In this paper, we propose an efficient information-theoretic-based semi-supervised metric learning method called ISMLP. By learning a hierarchical form of the Mahalanobis matrix as well as a set of proxy vectors, ISMLP casts the semi-supervised metric learning problem as a probability model. Importantly, the entropy regularization term is adopted to mine the rich unlabeled information. We further prove that ISMLP can be efficiently solved via the alternating direction method. Extensive experiments on five large-scale image datasets reveal that (1) the proposed probability model based on proxy vectors can accurately mine the rich information of unlabeled data, and is thus profitable for semi-supervised learning tasks; (2) ISMLP can be more efficiently trained than the semi-supervised learning methods used in the experiment; and (3) ISMLP is not sensitive to its parameters to some extent.

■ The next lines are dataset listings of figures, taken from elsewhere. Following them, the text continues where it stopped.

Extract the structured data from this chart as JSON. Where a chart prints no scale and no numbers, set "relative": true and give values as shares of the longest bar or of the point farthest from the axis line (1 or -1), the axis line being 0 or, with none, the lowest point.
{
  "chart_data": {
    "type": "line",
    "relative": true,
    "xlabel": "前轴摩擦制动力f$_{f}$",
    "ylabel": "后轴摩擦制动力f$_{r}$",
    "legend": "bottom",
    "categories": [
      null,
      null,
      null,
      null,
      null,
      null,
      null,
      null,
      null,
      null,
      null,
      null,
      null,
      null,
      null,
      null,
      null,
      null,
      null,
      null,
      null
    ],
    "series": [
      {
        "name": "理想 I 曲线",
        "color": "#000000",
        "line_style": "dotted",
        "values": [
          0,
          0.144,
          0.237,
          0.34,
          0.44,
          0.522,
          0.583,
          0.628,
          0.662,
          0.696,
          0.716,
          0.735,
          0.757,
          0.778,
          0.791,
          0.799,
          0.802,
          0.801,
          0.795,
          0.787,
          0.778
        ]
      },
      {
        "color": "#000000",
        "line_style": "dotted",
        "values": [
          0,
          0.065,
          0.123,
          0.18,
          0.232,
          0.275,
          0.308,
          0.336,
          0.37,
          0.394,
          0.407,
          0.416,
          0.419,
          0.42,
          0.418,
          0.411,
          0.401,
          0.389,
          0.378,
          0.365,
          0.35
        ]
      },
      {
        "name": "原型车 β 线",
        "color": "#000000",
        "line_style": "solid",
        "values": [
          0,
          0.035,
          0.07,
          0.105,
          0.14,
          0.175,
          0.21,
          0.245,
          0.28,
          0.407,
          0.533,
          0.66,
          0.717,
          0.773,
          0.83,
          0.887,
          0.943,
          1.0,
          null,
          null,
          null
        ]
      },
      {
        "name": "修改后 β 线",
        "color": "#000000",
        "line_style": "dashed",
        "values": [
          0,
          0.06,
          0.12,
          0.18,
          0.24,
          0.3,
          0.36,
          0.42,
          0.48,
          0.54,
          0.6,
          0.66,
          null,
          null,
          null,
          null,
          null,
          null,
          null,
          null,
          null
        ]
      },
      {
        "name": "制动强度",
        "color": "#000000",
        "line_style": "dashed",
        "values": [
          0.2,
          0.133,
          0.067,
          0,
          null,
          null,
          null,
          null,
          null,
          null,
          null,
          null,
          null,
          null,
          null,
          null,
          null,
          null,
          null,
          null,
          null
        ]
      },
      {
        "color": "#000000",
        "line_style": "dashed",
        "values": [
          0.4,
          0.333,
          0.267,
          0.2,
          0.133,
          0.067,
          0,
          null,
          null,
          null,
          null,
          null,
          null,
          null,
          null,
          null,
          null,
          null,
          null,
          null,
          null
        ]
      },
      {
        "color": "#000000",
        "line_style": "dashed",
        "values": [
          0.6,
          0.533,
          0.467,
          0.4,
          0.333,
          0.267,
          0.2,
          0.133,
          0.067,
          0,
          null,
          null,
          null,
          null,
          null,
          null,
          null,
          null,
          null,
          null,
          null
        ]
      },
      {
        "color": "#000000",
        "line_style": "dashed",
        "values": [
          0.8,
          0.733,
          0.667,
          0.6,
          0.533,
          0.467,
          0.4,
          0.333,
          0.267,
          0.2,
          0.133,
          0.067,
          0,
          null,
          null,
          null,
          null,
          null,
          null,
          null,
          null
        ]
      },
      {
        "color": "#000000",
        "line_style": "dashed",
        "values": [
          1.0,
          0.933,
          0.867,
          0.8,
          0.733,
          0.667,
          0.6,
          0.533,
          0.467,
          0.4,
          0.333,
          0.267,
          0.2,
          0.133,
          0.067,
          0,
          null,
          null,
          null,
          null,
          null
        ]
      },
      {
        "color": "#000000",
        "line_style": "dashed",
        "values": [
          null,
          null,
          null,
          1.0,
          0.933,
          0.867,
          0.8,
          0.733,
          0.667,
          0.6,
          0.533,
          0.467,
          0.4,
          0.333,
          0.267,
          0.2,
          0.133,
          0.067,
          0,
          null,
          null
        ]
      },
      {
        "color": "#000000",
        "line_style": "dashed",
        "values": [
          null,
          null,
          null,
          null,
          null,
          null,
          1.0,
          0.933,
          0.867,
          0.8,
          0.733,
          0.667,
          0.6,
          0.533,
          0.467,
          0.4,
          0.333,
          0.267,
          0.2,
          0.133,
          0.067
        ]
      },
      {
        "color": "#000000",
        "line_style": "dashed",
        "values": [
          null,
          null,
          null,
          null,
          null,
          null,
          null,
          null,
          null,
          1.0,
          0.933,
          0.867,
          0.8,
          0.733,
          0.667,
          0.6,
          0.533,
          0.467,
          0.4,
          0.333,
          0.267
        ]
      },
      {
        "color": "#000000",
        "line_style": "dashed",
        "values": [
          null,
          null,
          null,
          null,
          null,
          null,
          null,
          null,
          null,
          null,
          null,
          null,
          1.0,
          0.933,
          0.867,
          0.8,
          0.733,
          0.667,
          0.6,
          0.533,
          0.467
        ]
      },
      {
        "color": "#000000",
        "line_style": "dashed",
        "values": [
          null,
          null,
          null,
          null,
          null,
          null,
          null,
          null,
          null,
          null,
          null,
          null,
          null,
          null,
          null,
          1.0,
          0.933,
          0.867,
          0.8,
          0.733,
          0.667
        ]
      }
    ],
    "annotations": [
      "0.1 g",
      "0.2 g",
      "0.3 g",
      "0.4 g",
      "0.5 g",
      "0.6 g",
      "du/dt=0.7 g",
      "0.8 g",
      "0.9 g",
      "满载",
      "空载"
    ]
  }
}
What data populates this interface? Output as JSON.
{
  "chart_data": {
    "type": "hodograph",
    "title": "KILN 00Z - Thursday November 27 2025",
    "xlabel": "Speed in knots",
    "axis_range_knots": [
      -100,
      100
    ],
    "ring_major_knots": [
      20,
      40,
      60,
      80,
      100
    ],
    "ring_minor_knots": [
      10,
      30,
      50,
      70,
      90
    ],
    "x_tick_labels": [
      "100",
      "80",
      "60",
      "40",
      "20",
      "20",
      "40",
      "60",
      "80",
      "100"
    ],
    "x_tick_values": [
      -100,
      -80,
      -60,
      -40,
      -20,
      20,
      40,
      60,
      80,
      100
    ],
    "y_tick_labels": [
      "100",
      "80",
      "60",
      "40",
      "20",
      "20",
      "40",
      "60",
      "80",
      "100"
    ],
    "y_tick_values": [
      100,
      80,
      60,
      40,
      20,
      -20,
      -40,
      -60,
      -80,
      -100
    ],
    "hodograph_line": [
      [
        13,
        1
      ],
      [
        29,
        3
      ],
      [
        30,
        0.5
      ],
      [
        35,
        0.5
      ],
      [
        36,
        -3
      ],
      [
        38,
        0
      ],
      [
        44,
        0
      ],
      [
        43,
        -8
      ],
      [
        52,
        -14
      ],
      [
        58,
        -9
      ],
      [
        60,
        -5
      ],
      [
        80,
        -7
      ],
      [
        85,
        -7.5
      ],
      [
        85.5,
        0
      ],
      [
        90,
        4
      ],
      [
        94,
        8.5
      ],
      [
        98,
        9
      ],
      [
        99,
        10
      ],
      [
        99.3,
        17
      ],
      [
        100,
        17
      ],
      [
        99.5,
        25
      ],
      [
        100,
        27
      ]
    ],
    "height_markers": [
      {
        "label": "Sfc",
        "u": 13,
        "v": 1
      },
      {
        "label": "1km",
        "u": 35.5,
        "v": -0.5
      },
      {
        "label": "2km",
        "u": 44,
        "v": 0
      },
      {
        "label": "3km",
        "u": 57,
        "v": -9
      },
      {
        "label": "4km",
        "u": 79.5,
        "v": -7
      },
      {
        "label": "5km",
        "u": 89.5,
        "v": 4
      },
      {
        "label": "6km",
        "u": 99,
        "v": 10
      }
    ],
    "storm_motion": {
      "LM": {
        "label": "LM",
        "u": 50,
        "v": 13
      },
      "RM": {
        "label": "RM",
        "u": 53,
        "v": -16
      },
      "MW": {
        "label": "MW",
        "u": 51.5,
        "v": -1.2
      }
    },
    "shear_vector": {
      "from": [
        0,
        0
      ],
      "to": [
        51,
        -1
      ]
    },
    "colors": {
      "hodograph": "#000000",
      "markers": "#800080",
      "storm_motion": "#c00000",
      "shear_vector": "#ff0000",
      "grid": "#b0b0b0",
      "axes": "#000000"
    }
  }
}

Despite its promising result, the proposed ISMLP assumes linear separability of the data, which is often unrealistic due to the presence of complex data structures. The kernel tricks or the deep neural networks can be utilized to extract the nonlinear features to enhance the performance. In the future, we plan to extend the proposed ISMLP to multi-model settings to deal with the multi-modal input [51,52,53].